Because I’m a fucking monster, I lash out at people sometimes and say terrible things. Hell, there was a post a few weeks ago here highlighting some evil unhinged shit that got my lemmy account banned. In fact, if the mods are worried I’m going to say some unhinged shit that’s basically fed bait, I would fully understand if you banned me. I’m not even sure people like me should be allowed near communities.

Because I have, I can’t think of another way to put this, no soul, I barely do anything in life. The only reason I’m able to keep up with my job is that it’s a barely monitored remote code monkey gig. I barely move and don’t monitor what I eat. I spend an unhealthy amount of time on the internet, and often I’ll go days at a time without sleeping. I don’t have the guts to put a bullet in my brain, but I’m basically already doing a slow motion suicide.
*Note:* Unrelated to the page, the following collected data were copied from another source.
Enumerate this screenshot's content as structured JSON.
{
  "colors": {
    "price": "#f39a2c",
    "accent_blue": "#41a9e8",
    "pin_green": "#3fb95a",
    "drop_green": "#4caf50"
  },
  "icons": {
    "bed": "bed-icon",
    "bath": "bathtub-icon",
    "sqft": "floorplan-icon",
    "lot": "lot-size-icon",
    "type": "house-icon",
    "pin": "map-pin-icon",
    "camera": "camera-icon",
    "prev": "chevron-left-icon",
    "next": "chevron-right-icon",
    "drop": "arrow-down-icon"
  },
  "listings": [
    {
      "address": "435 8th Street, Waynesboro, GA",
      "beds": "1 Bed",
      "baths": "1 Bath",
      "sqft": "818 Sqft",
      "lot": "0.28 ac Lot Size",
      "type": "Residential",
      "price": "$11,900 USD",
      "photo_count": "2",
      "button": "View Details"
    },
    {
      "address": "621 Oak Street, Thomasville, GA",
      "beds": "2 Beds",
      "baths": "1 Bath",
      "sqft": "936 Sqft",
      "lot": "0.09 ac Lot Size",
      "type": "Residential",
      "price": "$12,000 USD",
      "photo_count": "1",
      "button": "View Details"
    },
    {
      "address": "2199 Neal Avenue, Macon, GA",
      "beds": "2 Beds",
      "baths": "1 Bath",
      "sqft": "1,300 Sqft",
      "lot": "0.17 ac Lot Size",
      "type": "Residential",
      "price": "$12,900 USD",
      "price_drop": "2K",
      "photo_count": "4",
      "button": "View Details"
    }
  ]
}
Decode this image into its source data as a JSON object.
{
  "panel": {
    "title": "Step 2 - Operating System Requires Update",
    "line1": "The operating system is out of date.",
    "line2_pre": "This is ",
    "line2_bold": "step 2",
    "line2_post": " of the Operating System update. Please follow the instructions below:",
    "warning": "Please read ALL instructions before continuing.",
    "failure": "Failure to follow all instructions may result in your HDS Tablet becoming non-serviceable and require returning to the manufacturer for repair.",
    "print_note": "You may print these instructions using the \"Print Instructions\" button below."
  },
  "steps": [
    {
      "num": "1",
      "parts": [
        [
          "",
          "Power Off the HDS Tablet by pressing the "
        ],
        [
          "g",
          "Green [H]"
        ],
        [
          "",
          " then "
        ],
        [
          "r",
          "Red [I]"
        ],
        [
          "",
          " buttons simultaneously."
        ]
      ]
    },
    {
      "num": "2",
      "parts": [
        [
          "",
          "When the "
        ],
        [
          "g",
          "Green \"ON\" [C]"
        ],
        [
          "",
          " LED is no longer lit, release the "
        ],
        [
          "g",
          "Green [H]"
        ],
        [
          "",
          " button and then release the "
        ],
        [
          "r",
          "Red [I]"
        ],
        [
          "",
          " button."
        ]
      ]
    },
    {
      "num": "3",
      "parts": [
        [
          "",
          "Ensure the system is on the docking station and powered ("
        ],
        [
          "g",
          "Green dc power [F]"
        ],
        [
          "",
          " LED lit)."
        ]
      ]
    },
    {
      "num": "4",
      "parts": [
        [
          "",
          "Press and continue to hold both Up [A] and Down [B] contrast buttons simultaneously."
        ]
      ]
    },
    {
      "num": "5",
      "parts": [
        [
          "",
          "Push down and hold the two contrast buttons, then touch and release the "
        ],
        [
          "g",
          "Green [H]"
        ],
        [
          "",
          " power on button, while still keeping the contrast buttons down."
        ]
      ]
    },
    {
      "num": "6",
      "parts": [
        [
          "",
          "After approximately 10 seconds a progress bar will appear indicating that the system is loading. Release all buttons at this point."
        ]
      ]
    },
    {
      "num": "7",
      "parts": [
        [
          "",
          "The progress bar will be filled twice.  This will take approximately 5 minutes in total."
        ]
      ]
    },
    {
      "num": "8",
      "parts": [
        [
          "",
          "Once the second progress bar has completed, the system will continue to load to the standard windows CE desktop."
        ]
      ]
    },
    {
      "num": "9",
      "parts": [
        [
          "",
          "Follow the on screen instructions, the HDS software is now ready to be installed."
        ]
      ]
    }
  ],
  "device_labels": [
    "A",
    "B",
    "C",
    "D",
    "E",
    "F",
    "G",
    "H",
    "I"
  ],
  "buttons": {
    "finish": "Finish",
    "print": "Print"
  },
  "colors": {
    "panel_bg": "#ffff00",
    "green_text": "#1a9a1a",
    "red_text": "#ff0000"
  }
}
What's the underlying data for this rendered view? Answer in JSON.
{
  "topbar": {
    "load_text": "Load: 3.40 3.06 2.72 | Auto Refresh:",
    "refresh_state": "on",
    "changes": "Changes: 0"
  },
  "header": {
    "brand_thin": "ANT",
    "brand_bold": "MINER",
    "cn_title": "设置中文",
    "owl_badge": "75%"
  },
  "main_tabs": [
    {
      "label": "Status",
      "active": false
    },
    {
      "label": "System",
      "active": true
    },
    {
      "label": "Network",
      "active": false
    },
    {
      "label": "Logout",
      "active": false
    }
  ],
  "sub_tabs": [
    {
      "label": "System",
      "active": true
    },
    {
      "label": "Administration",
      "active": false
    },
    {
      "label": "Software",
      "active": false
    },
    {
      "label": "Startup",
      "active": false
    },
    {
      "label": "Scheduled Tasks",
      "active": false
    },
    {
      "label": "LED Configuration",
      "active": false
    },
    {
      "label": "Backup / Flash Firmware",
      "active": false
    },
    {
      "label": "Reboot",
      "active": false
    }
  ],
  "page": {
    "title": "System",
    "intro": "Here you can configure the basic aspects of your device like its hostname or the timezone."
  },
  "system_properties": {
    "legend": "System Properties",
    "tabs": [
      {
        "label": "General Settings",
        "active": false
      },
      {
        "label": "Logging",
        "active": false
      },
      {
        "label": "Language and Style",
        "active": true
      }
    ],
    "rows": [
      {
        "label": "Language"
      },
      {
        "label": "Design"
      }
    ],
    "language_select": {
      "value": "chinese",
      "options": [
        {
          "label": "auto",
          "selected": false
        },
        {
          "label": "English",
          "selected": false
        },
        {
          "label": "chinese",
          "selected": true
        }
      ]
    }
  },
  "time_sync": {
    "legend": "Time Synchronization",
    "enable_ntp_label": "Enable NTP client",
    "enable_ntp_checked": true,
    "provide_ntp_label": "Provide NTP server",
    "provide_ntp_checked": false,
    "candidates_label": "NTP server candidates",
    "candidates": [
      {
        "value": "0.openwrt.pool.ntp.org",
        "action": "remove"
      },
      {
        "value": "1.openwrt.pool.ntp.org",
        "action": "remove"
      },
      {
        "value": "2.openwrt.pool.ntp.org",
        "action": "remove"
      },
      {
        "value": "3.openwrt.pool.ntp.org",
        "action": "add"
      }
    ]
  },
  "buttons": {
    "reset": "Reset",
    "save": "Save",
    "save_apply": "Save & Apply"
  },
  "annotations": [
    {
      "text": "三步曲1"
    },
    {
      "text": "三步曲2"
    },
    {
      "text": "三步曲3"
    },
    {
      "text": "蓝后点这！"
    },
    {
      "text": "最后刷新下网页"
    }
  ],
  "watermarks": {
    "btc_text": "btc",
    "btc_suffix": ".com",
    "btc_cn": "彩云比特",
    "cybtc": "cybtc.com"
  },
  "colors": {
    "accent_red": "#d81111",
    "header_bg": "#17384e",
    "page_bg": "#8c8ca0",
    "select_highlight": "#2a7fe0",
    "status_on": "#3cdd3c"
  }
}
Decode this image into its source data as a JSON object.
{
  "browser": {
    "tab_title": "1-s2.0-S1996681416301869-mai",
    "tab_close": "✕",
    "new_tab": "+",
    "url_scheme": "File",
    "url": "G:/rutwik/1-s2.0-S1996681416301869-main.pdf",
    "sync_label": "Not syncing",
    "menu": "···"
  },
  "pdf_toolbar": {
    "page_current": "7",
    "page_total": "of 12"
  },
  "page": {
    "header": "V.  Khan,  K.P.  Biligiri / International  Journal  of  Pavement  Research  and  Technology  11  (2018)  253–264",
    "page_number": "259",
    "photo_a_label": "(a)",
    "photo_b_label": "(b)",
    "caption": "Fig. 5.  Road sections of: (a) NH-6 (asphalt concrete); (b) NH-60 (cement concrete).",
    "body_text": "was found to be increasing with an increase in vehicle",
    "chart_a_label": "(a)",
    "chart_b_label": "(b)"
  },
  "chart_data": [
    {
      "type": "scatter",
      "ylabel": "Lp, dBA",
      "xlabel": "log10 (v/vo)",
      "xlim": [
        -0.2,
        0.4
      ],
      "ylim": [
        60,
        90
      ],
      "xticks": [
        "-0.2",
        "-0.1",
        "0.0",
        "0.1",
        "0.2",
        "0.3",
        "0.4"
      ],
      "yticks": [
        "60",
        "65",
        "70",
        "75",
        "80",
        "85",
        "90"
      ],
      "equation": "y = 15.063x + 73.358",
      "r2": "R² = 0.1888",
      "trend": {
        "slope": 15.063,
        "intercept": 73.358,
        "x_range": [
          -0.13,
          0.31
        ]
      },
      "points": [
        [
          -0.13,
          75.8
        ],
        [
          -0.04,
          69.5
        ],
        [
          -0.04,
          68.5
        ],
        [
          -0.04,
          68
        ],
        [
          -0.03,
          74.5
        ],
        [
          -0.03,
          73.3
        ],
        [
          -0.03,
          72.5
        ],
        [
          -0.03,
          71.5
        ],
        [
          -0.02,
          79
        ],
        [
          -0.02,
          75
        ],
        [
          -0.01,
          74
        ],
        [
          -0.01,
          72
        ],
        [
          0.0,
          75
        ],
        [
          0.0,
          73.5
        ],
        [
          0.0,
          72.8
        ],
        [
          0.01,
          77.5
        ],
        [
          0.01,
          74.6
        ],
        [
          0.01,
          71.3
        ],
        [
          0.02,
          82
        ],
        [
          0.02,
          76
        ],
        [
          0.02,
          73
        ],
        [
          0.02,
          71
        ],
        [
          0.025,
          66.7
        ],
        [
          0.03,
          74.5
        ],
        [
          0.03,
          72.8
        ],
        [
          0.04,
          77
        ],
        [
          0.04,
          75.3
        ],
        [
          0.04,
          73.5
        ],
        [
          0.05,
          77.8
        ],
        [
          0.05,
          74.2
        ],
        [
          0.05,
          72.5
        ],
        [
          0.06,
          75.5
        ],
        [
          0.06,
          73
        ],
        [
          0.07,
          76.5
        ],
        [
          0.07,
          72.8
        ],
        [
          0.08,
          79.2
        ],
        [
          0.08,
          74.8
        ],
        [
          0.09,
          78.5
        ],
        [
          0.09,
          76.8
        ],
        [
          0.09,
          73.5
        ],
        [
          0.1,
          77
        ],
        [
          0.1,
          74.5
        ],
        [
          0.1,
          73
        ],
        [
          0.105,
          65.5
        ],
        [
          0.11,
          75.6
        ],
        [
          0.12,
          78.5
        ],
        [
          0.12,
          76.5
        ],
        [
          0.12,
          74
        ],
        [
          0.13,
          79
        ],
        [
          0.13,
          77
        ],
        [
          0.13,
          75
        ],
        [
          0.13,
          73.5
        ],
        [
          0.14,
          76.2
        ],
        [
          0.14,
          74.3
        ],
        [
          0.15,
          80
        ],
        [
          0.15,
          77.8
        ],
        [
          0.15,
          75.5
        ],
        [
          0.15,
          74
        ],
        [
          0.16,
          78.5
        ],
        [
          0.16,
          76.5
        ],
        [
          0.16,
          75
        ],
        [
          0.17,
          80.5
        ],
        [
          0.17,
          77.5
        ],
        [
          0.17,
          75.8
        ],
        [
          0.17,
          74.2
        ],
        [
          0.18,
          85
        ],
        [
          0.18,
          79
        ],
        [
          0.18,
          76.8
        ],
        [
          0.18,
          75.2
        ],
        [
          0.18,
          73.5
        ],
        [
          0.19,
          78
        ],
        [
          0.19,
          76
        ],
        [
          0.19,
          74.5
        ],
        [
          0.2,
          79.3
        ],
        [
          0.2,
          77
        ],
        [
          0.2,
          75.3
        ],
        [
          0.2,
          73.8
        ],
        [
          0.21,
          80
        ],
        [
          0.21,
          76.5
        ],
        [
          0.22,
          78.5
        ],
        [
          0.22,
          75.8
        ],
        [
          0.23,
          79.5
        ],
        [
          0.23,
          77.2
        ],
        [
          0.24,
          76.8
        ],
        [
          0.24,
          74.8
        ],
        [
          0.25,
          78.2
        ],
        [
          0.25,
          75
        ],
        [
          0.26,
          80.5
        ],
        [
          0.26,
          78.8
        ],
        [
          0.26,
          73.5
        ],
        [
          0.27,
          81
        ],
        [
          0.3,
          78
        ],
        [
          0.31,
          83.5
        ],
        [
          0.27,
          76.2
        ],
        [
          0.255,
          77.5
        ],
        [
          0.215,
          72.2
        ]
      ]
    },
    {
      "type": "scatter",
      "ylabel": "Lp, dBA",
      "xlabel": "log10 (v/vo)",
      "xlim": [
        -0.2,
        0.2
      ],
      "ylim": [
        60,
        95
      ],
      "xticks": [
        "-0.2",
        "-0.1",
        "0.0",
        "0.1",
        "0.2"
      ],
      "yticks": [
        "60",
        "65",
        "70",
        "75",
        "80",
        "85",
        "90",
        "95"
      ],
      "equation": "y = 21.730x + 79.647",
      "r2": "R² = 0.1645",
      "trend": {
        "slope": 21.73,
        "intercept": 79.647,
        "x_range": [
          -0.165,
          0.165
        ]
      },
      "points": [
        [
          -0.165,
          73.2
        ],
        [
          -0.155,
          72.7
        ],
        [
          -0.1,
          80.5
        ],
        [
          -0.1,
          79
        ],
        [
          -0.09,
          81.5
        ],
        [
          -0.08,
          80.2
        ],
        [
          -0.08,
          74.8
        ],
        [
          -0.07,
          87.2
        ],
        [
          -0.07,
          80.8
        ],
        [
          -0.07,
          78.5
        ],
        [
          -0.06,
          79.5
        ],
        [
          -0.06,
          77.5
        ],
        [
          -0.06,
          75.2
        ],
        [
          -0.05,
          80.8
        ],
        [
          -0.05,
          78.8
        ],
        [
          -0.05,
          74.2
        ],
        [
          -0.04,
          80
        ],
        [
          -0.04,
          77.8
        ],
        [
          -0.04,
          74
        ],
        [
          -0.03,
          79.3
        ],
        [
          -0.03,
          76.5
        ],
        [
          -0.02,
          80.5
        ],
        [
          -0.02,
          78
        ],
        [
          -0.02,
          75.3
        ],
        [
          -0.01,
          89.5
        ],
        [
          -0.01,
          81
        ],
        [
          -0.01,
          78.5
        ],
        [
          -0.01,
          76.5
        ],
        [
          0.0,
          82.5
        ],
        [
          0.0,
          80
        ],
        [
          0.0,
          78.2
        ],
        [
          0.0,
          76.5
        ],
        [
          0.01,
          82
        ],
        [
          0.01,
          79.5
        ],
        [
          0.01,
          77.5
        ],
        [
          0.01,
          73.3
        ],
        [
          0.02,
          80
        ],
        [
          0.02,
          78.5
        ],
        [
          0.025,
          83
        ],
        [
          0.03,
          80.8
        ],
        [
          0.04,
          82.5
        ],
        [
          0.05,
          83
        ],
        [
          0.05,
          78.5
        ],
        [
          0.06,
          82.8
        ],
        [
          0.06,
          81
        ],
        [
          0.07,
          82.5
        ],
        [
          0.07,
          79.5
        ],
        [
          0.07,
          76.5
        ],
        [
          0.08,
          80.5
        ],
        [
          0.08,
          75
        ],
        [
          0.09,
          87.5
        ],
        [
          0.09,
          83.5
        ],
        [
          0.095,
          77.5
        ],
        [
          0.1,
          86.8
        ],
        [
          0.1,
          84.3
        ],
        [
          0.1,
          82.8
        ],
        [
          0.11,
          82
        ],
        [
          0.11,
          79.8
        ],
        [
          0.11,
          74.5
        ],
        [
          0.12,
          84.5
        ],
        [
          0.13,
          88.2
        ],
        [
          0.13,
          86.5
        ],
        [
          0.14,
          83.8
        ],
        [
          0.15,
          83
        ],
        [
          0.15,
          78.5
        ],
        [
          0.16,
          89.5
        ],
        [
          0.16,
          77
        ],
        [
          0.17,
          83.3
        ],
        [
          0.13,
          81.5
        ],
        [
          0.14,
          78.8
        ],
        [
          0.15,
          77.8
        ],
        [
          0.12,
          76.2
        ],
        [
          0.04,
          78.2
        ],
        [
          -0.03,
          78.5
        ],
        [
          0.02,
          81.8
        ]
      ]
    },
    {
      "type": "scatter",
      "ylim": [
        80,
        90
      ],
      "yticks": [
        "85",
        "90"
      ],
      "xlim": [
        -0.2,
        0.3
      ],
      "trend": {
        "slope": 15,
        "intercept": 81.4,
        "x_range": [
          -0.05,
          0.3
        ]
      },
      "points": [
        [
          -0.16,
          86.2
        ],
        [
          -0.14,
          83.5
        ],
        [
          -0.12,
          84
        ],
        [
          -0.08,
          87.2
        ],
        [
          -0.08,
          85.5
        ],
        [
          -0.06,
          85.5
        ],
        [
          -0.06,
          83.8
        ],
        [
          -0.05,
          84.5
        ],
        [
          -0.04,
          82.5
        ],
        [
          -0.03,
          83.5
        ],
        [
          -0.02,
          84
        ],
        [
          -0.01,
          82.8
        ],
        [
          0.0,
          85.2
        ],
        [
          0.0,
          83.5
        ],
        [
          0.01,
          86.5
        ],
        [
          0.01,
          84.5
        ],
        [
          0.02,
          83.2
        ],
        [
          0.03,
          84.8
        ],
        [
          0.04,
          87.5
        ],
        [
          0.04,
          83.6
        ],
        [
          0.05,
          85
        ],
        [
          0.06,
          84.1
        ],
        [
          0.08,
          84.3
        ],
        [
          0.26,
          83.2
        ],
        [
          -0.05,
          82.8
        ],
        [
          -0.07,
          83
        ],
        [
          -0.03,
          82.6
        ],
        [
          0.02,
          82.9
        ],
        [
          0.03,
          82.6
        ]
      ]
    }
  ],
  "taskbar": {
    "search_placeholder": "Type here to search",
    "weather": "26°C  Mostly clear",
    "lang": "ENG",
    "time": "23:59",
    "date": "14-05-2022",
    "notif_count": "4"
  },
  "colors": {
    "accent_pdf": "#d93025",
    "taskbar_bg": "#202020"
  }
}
I’m posting this here because this community seems to understand what’s going on in the world, is full of compassionate people, and has users who are experienced with dealing with mental illness.

How the fuck do I become a human being? How do I stop being a psychopath?

  • I’m not qualified to give any advice whatsoever, so take this all with a mountain of salt.

    The most important thing is that you should absolutely make sure that you sleep every day. Even if you don’t feel tired, we can’t function properly if we stay awake for too long. If you have trouble falling asleep, try some natural sleeping aids or, if necessary, some non-addictive sleeping pills.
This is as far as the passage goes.